しかし「をとめよ白く」という七音に組み込まれた「よ」は既に次の流れを用意している。
そして「ほそき項よ」! と結ばれるのだ。
音韻の面にハマりこんでしまうと歌意について書かなくなってしまう。
これは一体なんの歌なのだろう?
「心臓捧げ持つ」とあるが、
例えば〈皿に載せた心臓を掲げるようにして持っている〉
という解釈の一方で
〈普通に生きている限り体内に持っている心臓を「捧げ持つ」と表現した。そこには「これから生贄にされる」あるいは「心臓を捧げ神の言いなりになる」という含みがある〉と解してみるのも面白いのではないか。
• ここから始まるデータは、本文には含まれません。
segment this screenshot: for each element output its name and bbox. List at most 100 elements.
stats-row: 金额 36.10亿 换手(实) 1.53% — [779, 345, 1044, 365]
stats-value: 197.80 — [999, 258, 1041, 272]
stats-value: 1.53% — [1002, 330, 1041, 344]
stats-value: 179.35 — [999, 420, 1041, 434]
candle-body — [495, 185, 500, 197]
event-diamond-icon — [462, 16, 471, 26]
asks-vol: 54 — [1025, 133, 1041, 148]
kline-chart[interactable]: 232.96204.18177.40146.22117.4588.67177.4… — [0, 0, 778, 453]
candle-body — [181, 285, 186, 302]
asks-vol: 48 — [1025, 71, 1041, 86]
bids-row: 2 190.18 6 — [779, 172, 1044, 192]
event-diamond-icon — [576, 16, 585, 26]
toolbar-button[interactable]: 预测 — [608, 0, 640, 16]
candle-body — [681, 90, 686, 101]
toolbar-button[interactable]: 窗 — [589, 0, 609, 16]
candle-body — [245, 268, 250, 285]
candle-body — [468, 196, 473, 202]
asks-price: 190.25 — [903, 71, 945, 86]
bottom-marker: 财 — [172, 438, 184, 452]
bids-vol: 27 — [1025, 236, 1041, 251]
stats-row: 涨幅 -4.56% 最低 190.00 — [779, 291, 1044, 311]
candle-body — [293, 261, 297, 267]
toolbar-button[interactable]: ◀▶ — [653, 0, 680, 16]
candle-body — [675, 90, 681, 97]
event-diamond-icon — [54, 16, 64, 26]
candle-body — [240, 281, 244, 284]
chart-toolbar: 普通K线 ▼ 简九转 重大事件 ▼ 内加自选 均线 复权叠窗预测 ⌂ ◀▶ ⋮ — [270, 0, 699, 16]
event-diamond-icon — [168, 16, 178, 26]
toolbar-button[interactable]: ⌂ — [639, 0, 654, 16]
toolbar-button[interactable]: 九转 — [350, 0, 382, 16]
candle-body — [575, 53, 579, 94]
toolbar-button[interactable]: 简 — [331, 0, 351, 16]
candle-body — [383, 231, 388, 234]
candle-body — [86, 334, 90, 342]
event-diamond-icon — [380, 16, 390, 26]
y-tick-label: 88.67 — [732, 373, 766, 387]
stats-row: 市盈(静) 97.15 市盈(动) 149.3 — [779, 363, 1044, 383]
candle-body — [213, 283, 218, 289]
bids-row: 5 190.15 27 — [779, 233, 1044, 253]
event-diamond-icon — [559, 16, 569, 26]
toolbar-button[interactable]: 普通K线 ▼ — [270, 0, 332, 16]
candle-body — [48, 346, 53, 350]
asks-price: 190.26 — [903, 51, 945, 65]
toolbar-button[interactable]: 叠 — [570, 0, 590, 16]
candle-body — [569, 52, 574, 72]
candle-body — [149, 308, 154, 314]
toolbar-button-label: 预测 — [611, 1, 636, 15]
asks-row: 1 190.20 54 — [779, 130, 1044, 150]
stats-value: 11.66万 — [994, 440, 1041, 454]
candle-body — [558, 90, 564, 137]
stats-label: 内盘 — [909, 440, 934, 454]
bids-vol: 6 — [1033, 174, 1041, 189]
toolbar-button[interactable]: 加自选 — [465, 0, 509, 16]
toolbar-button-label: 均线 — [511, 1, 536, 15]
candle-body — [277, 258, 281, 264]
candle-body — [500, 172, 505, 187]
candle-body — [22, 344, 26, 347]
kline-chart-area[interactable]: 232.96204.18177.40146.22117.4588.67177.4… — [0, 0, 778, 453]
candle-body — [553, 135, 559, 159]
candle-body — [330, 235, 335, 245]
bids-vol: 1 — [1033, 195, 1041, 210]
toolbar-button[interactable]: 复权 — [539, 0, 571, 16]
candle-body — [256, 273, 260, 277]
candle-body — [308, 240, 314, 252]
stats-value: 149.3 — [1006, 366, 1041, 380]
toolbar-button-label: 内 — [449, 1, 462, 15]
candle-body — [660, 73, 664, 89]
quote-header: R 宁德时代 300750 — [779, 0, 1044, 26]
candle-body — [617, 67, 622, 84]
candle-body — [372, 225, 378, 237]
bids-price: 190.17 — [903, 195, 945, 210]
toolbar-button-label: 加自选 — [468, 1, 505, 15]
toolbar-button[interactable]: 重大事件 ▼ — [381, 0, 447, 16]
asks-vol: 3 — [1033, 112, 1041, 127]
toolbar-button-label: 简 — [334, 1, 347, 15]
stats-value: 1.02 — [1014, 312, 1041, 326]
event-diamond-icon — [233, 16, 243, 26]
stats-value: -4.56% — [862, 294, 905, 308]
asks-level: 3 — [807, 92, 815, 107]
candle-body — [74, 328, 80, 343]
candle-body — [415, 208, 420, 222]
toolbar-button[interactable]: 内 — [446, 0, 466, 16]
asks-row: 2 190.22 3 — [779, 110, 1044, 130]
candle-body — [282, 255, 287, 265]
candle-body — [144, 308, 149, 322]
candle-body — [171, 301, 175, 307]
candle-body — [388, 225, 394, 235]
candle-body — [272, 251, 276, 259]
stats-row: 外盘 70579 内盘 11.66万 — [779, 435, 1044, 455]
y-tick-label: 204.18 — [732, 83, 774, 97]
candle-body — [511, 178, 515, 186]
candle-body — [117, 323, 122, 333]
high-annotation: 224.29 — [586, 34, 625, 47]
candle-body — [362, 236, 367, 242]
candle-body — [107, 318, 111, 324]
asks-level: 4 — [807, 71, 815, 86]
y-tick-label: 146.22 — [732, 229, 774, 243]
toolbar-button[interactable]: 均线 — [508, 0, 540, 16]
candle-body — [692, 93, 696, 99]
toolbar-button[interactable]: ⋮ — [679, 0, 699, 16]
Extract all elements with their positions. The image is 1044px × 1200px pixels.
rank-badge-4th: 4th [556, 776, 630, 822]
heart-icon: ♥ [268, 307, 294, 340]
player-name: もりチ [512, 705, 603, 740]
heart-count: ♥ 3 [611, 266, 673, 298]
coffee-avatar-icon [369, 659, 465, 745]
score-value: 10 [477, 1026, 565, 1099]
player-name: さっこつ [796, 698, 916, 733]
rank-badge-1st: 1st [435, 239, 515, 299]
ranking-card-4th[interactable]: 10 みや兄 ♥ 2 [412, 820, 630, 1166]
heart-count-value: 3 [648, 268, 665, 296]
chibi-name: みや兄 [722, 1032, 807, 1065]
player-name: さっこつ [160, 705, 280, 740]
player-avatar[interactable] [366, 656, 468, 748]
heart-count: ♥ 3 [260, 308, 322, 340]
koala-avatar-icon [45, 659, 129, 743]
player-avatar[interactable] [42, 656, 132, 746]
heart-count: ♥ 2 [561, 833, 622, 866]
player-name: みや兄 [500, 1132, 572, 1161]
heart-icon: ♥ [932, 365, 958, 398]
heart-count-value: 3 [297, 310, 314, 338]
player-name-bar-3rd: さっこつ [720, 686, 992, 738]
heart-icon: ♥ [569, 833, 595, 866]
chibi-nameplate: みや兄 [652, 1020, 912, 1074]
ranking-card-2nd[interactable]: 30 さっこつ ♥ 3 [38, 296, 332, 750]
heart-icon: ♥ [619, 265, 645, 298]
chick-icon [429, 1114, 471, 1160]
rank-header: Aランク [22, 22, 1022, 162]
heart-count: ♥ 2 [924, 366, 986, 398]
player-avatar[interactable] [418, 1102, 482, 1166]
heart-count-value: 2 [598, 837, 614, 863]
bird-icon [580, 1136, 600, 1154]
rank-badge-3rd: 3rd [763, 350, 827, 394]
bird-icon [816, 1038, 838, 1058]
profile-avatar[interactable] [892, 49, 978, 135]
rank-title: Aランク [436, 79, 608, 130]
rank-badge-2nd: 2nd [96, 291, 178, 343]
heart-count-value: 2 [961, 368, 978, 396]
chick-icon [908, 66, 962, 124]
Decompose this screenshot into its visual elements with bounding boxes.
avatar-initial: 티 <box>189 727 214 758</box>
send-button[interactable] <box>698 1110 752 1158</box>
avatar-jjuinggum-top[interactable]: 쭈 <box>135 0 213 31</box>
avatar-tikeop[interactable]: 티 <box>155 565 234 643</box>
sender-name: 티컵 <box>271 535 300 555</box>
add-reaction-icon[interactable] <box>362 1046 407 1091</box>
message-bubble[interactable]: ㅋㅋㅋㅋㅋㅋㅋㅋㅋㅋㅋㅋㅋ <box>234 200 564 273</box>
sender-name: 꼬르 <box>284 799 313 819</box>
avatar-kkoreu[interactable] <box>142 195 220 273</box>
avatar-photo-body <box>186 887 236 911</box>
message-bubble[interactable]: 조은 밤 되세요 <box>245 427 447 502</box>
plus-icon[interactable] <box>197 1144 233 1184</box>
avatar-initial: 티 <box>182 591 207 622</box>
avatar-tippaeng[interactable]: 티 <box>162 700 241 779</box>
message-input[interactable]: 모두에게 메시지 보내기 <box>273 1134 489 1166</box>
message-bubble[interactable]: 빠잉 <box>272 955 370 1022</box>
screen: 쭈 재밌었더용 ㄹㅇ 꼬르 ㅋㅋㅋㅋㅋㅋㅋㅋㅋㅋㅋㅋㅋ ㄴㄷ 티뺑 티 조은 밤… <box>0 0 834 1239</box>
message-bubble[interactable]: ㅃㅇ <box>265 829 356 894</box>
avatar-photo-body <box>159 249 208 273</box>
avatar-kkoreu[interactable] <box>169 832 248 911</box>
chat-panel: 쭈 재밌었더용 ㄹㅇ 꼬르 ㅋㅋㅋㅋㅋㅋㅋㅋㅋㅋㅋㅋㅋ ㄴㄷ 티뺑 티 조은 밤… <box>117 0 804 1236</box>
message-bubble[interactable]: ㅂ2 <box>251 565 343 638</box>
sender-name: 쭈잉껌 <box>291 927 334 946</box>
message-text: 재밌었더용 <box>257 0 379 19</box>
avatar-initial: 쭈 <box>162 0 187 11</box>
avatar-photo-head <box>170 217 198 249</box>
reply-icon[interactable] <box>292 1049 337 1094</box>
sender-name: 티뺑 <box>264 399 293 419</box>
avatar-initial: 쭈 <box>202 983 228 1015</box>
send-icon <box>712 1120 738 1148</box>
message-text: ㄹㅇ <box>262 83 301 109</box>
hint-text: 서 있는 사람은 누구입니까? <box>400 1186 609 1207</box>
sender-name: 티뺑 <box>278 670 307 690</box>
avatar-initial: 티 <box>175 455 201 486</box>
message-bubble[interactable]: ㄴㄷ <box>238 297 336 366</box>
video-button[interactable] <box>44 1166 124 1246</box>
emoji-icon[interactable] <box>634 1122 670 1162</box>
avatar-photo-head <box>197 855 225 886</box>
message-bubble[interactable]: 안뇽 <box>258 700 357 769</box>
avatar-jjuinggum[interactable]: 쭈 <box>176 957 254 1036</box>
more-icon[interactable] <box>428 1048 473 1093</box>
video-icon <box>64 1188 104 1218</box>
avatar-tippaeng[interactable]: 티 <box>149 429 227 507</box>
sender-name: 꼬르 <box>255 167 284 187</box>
「白くほそき項よ」とあるが、不思議と想起されるのは「白くほそき」「をとめ」の行列なのは私だけだろうか。
ああそうではなくて、「項」とは首の後ろなのだから
「神によっていつでも斬り落とされる」という意味か。
やはり生贄の歌として読めてしまう。
もう一首
・鴉からす歌へば響きわたるとふやがて無垢なる羽根ぬき去るとふ
「鴉からす」という頭のリフレーンで「なんだこれは」と思わせる。
無論それくらいのテは誰でも使うのだが、どうも端正な歌が並んでいる中で「ド頭のリフレーン」をカマされるとびっくりするものである。
いや、「鴉からす」と書き分けたのも案外効いているかもしれない。
この歌も「とふ」を重ねており、シンプルながらも天上に突き抜けていくかのような澄んだ響きがある。
「響き・渡る・とふ」と「ぬき・去る・とふ」と動詞二連発(あるいは複合的な動詞一発)に「とふ」が付くのも綺麗だ。
「やがて無垢なる羽根ぬき去るとふ」とはなんだろうと考える。
単純に「真っ黒なカラスだって一生懸命歌っていればいつか真っ白な(無垢な)羽根を生やせるのだ」という感動的な歌とするのは少し素直すぎる。
「黒いカラスも老化して白っぽくて薄く透いた羽根(無垢なる羽根)を生やすことになる」という白髪みたいな発想か。
単純に伝説や神話などに「元ネタ」があるのかもしれない。
やはり音韻の方に惹かれる。
この歌は冒頭のリフレーンといい、シンプルな「動詞二連発に〈とふ〉」の繰り返しといい、とにかくシンプルな構造だ。
その不器用な作りが「鴉」的な醜さ、不細工さを連想させる。
歌と「鴉」は一体となる。
そこに「やがて無垢なる羽根ぬき去るとふ」とくれば感動してしまう。
不器用な歌が「やがて無垢なる羽根」として「ぬき去」られる様を夢見ている。
〈短歌とは歌人が抜き去った羽根なのだ〉という比喩を読んでも良い。
「ぬき去る」のもつ一抹の寂しさは
「歌人」と、その感性を長く保存するカケラとしての「歌」の関係が持つ寂しさと似ている。
シンプルな歌だけを二首抜き出したせいで「枯れた美しさ」という印象になった。
このシンプルさで勝負できる歌人は相当に上手い。
『万葉集』の歌などを引っ張り出して読む時に感じるような根源的な呪術性すら持っているのではないか。
『万葉』の歌はなにやら器用に出来ている歌ばかりが取り上げらがちだが、
やはり不器用な歌ゆえの押しの強さ、情念の呪術性に魅力がある。
しかし連作内の歌はバラエティに富んでおり、また別の側面を抽出することができるだろう。